Une argumentation progressiste contre la campagne du BREXIT ne peut pas se baser que sur les effets positifs de la réglementation européenne en matière de travail. Mais bien davantage sur les conséquences sociales qu’aurait la sortie de l’UE. Les partisans conservateurs de la campagne LEAVE ont clairement affirmé leur principal argument : le besoin de liberté de la Grande-Bretagne face à la « masse de réglementations » qui impacte sa vie économique. Michael Gove, l’intellectuel du BREXIT, a déclaré : « la réglementation européenne produit du chômage ». Cameron lui-même a dénoncé l’impact négatif de ce « monstre de règles sur la sécurité et la santé au travail ».
La sortie de l’UE conduirait à ré-écrire pratiquement toutes les lois et règlements transposant les directives européennes. La myriade de think tanks thatchériens et post se réjouissent d’une telle perspective.
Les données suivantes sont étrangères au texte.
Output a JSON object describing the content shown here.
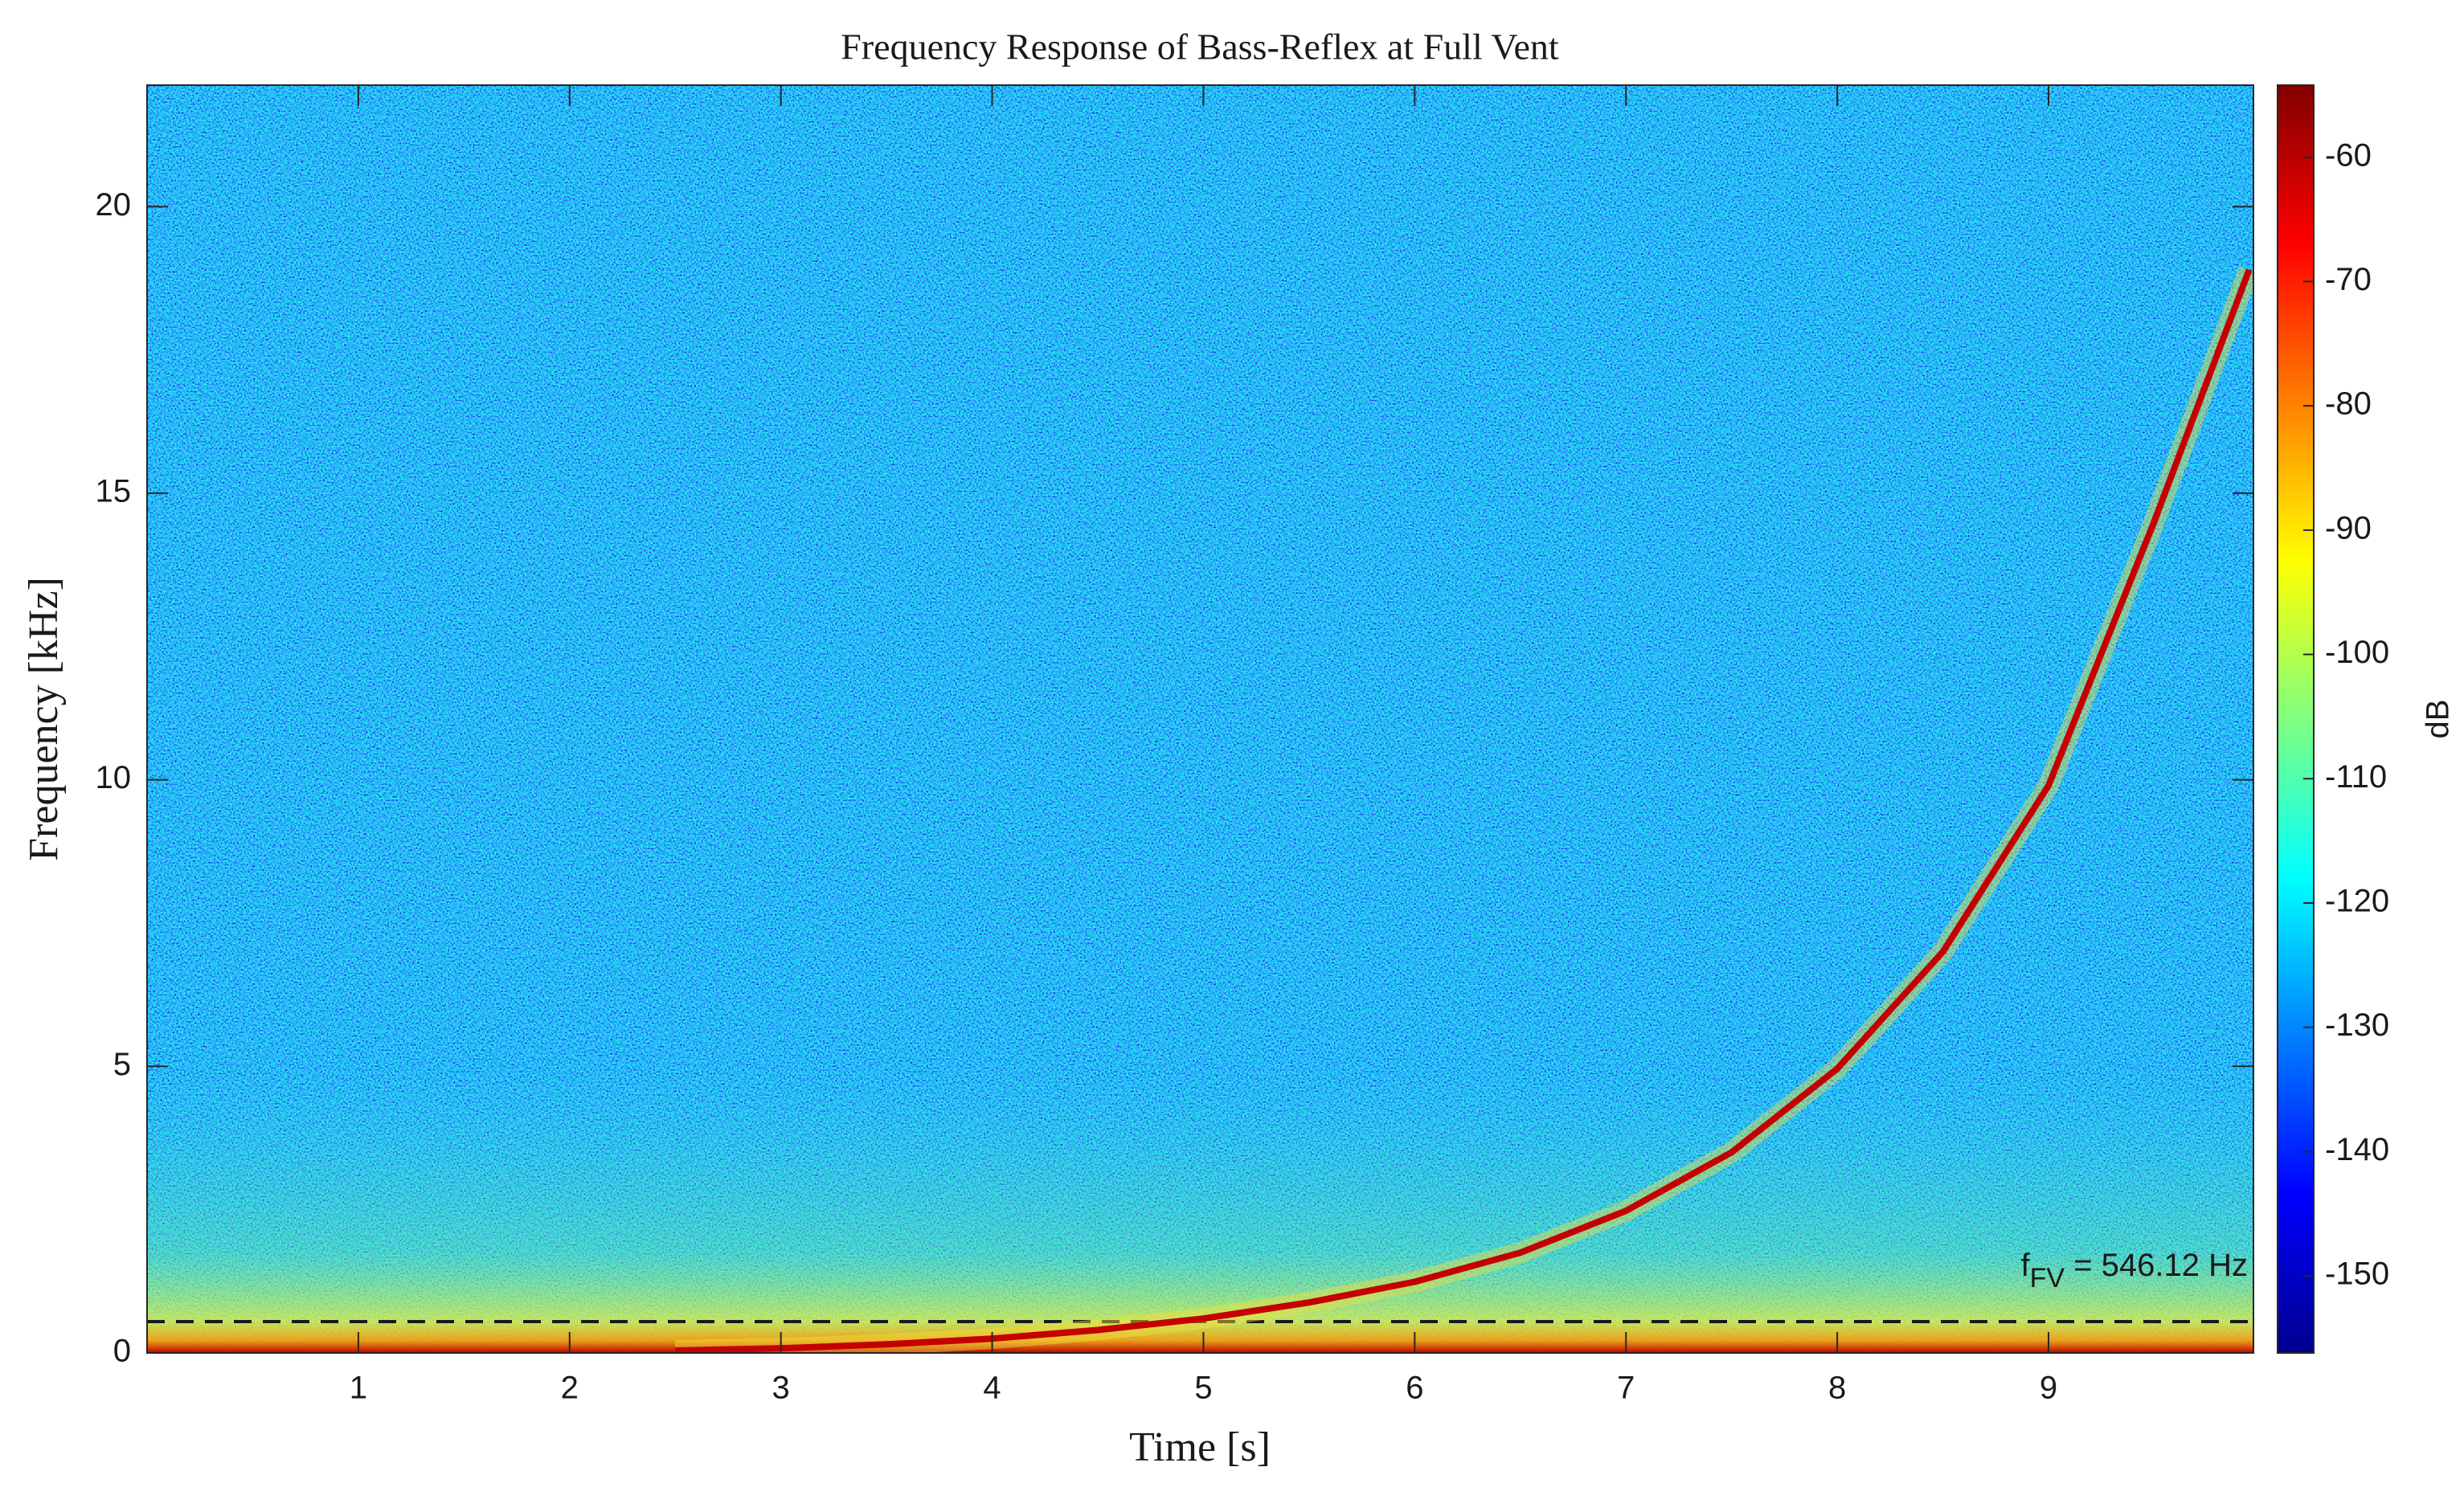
{
  "chart_data": {
    "type": "spectrogram",
    "title": "Frequency Response of Bass-Reflex at Full Vent",
    "xlabel": "Time [s]",
    "ylabel": "Frequency [kHz]",
    "xlim": [
      0,
      9.97
    ],
    "ylim": [
      0,
      22.12
    ],
    "xticks": [
      1,
      2,
      3,
      4,
      5,
      6,
      7,
      8,
      9
    ],
    "yticks": [
      0,
      5,
      10,
      15,
      20
    ],
    "series": [
      {
        "color": "#c40000",
        "x": [
          2.5,
          3,
          3.5,
          4,
          4.5,
          5,
          5.5,
          6,
          6.5,
          7,
          7.5,
          8,
          8.5,
          9,
          9.5,
          9.95
        ],
        "values": [
          0.04,
          0.08,
          0.15,
          0.25,
          0.4,
          0.6,
          0.88,
          1.24,
          1.75,
          2.48,
          3.5,
          4.96,
          7.0,
          9.9,
          14.5,
          18.9
        ]
      }
    ],
    "reference_line": {
      "value": 0.54612,
      "label_parts": [
        "f",
        "FV",
        " = 546.12 Hz"
      ]
    },
    "colorbar": {
      "label": "dB",
      "clim": [
        -156.2,
        -54.2
      ],
      "ticks": [
        -60,
        -70,
        -80,
        -90,
        -100,
        -110,
        -120,
        -130,
        -140,
        -150
      ],
      "colormap": [
        "#00008f",
        "#0000ff",
        "#0080ff",
        "#00ffff",
        "#80ff80",
        "#ffff00",
        "#ff8000",
        "#ff0000",
        "#800000"
      ]
    }
  }
}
Dans le contexte d’une crise économique qui perdure, ce serait un référendum anti-immigration où triompherait la course au moins disant dans une logique de survie, des salaires plus bas, des conditions de travail plus mauvaises. Et il n’y a aucun doute que le Parlement conservateur en saisirait l’opportunité. Les droits des salariés seraient d’abord diminués pour dépasser les divergences au sein même du Parti conservateur, au-delà du référendum. Ils seraient réduits à proportion de la faiblesse du mouvement syndical, très en-deçà de ce qui avait été négocié lorsque les syndicats représentaient la moitié des salariés anglais. C’est l’une des stratégies qui pourraient être celle du Premier ministre pour l’après-BREXIT.
Pour en savoir plus :
– Metis, Droit du travail britannique : évolutions récentes (1)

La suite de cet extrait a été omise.